On Saturday, rebels seized the town. One leader was filmed telling his men to 
safeguard civilians and churches. Another video showed masked rebels with 
grenade launchers saying they had entered for “military reasons” because the 
checkpoint was “harming Muslims.” 

The nuns huddled in monastery rooms tunneled under the cliffs. About 25 
fighters entered, including some who appeared to be Saudi, Mother Sayaf said, 
and one who did not understand Arabic.
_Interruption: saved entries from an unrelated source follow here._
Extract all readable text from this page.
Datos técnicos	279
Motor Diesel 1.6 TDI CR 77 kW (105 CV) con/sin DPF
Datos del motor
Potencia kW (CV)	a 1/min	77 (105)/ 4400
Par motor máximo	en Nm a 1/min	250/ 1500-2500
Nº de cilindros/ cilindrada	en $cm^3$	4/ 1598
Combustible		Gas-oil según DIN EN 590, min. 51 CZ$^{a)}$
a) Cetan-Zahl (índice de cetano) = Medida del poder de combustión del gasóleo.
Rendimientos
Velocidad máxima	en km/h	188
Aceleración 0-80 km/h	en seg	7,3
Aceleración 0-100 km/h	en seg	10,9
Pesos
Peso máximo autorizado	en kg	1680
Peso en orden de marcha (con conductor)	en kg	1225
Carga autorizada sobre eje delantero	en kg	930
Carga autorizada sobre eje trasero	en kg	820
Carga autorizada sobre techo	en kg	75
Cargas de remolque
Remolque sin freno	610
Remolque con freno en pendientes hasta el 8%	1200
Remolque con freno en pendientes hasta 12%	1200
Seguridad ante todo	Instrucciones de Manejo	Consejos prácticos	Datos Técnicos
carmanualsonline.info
But one fighter, a local worker, gave 
his phone number and told the nuns to call if they needed help. 

A rebel video shows Mother Sayaf flinching at the crash of shells but otherwise 
calm — at one point answering the phone, “We’re in a meeting,” and saying all 
is well. That statement angered some residents who fled to Bab Touma, a 
Christian enclave in the old city of Damascus, said Abu Tony, a leader of a 
neighborhood militia there. He said three residents were taken hostage and 
others were told, “Convert and you’ll be safe.” 

Rebels and Bab Touma residents said the government sent reinforcements that 
included Iraqi Shiites and Christians from Bab Touma who joined “popular 
committees,” local government militias that are said to protect neighborhoods 
but that analysts and residents say are increasingly being deployed elsewhere. 

The government has been shelling near the hotel and a monastery, according to 
rebels and Russia Today, an official television outlet that supports Mr. Assad. 
Rebels say they pulled out of the town to minimize the damage; others say they 
still occupy much of it. 

The nuns could not tell what was happening outside but heard shelling and rocks 
falling from the cliffs, Mother Sayaf said. She tried to look on the bright 
side, seeing evidence of miracles. 

“Neither crosses nor statues were broken,” she said. “I’ve never seen anything 
like it.” 


An employee of The New York Times contributed reporting from Beirut, Lebanon.